«О вы, проказники и шарманки, умолкните же! Как хорошо вы знаете о том, что должно было исполниться в семь дней —
и как то чудовище заползло мне в глотку и душило меня! Но я откусил ему голову и отплюнул ее от себя.
Но вы – вы уже сделали из этого уличную песенку под шарманку? А я лежу здесь, еще не успев отойти от этого откусывания и отплевывания, еще больной от собственного избавления.
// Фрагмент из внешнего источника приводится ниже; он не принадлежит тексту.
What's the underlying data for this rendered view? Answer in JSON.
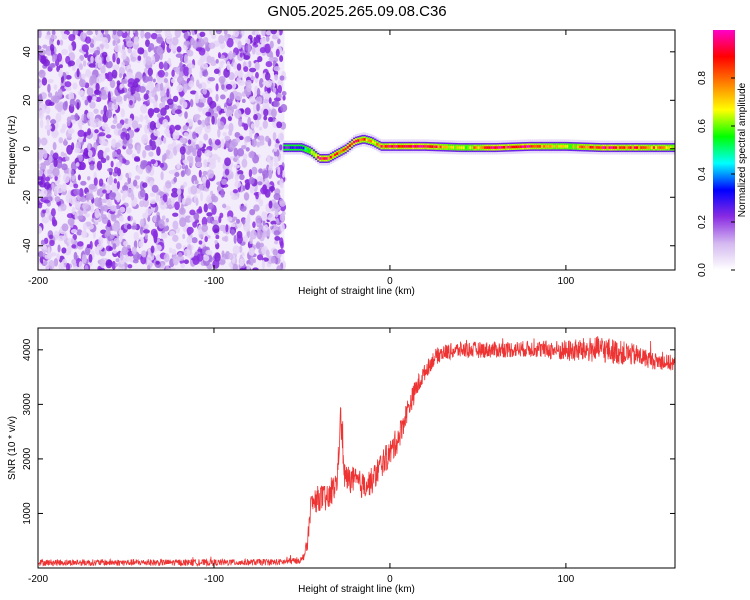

И вы смотрите на все это?»
Итак, два отрывка, обособленные друг от друга не только по содержанию, но и по их месту в произведении («О призраке и загадке» и «Выздоравливающий»), смыкаются, и таким образом мы получаем более целостное представление, необходимое для понимания этого произведения в целом. Однако остережемся думать, что тем самым мы уже стали понимающими; быть может, мы только смотрим и не видим второго вопроса, который Заратустра в своем рассказе сразу же задает морякам. Ведь он не только спрашивает: «Кто этот пастух?» Он также спрашивает: «Кто этот человек, которому все самое тяжелое, самое черное заползет в глотку?» Ответ: это тот, кто осмысляет и со-осмысляет мысль о вечном возвращении; он так долго осмысляет эту мысль не в характерной для нее области, что черная змея заползает ему в глотку и он откусывает ей голову. Эта мысль есть именно как то самое откусывание.
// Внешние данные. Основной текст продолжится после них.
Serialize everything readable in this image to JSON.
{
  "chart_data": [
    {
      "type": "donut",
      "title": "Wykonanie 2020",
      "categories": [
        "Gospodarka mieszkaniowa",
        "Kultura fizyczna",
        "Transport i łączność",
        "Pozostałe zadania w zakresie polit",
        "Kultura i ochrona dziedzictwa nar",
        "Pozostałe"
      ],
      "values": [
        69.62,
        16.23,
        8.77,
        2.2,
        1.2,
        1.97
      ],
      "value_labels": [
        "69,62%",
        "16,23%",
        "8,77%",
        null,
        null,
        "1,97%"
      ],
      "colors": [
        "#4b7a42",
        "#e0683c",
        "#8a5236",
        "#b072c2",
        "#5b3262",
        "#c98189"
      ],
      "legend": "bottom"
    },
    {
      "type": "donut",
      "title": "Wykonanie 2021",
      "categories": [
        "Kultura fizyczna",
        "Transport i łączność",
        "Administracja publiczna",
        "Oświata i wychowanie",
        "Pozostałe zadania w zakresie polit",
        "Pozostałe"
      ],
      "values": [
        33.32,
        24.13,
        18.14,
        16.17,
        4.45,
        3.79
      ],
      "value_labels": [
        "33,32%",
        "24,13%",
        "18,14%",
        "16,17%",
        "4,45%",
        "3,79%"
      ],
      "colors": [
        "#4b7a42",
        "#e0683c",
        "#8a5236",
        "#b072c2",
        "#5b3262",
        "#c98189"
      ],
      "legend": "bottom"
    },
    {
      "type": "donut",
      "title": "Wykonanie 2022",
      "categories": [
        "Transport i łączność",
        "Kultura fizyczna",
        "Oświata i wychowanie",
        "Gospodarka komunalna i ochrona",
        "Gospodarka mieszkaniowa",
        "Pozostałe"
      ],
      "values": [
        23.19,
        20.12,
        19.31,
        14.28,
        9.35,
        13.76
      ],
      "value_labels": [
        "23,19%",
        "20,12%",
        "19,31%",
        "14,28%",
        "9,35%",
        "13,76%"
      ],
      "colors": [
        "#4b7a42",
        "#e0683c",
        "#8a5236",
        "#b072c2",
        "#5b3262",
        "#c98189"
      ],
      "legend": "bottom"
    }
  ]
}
Как только мы это понимаем, нам становится ясно, почему Заратустра, продумывая мысль о мгновении, страшится, и почему карлик, вместо ответа, просто исчезает. Пока откусывание не совершилось, мгновение не осмысляется, ибо откусывание есть ответ на вопрос о том, что такое сами ворота, что такое мгновение: это решение, в котором предыдущая история как история нигилизма подлежит разбору и в то же время преодолевается.
Мысль о вечном возвращении того же самого есть именно как эта преодолевающая мысль. Преодоление должно провести через, на первый взгляд, узкую расселину: узкую потому, что она пролегает между столь похожими друг на друга скалами, что те как будто сливаются. С одной стороны: все есть ничто, все безразлично, так что ничто не вознаграждается – все одинаково. С другой стороны: все возвращается, это касается каждого мгновения, касается всего – все одинаково.
Очень маленькая расселина, призрачный мост из слов «все одинаково» на самом деле скрывает в себе полное различие: «все безразлично» и «ничто не безразлично».